— Конечно.
— А есть в этом произведении идея или нет?
— Идея? Может быть, и есть, понятно… Идея против войны, против порядков в Австро — Венгерской империи, идея народной мудрости, национального освобождения. Но она не прет из книги.
— Ага! — сказал Горбачев. — Вот, значит, в чем дело — идея есть, но не прет. Идея есть, но тем не менее, читая книгу, получаешь и для души, для отдыха. Значит, не идея мешает получить что–то для души, а неумение писать так, чтобы идея не представала перед тобой в виде голого, устрашающего скелета. Верно?
— Верно, — сказало несколько голосов.
— Вы помните, конечно, пейзажи многих художников старой России, — продолжал Горбачев. — Есть в них идея или нет в них идеи?
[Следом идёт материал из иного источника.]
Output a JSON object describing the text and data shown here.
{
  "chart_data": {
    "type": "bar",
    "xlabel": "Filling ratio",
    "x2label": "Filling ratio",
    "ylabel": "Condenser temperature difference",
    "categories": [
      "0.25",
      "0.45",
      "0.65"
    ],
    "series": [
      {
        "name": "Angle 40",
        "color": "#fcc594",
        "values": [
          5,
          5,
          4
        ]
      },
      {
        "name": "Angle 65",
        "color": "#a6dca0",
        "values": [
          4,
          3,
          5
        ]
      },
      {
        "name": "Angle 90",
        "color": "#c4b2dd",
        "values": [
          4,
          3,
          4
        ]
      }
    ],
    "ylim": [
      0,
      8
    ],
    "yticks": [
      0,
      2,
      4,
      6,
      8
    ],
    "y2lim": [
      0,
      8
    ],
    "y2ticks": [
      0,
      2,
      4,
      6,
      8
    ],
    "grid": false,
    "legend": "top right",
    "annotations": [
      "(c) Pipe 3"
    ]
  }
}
— Идея в них есть! — сказали голоса.
— И по–моему, она есть, — подтвердил Горбачев. — Показывая спокойную красоту, скажем, подмосковного пейзажа, воспевая русскую природу, художник пробуждает в нас чувства патриотизма, любви к родине, к великой, могучей, чудесной родине. Можно было бы крикнуть: «Любите родину!» А можно показать эту родину так, что и без выкриков будешь ее любить. Разве это не идея, и не высокая идея? Вот тут, смотрите, — Горбачев указал на одно из больших полотен, — изображено строительство семиэтажного дома. Краны, кирпичи, леса, девушки в комбинезонах и в платочках. Ощущение высоты. Ветер. Все как полагается. Солнечно. Ярко. Идейная это, по–вашему, картина? Не слышу голосов. А по–моему, — простите меня, может быть, тут автор присутствует, — это безыдейная картина. В том смысле безыдейная, что идеи в ней никакой в общем–то и нет. Есть добрые намерения, а кроме них — что? Раскрашенная фотография, и больше ничего. А когда я смотрю на портрет этого прокатчика, я горд тем, что партия, к которой я принадлежу, вырастила подобных людей, я горд и счастлив, что живу среди них, я уверен, что такие люди построят коммунизм. Жить хочется, таким же быть хочется. Это что — не идея?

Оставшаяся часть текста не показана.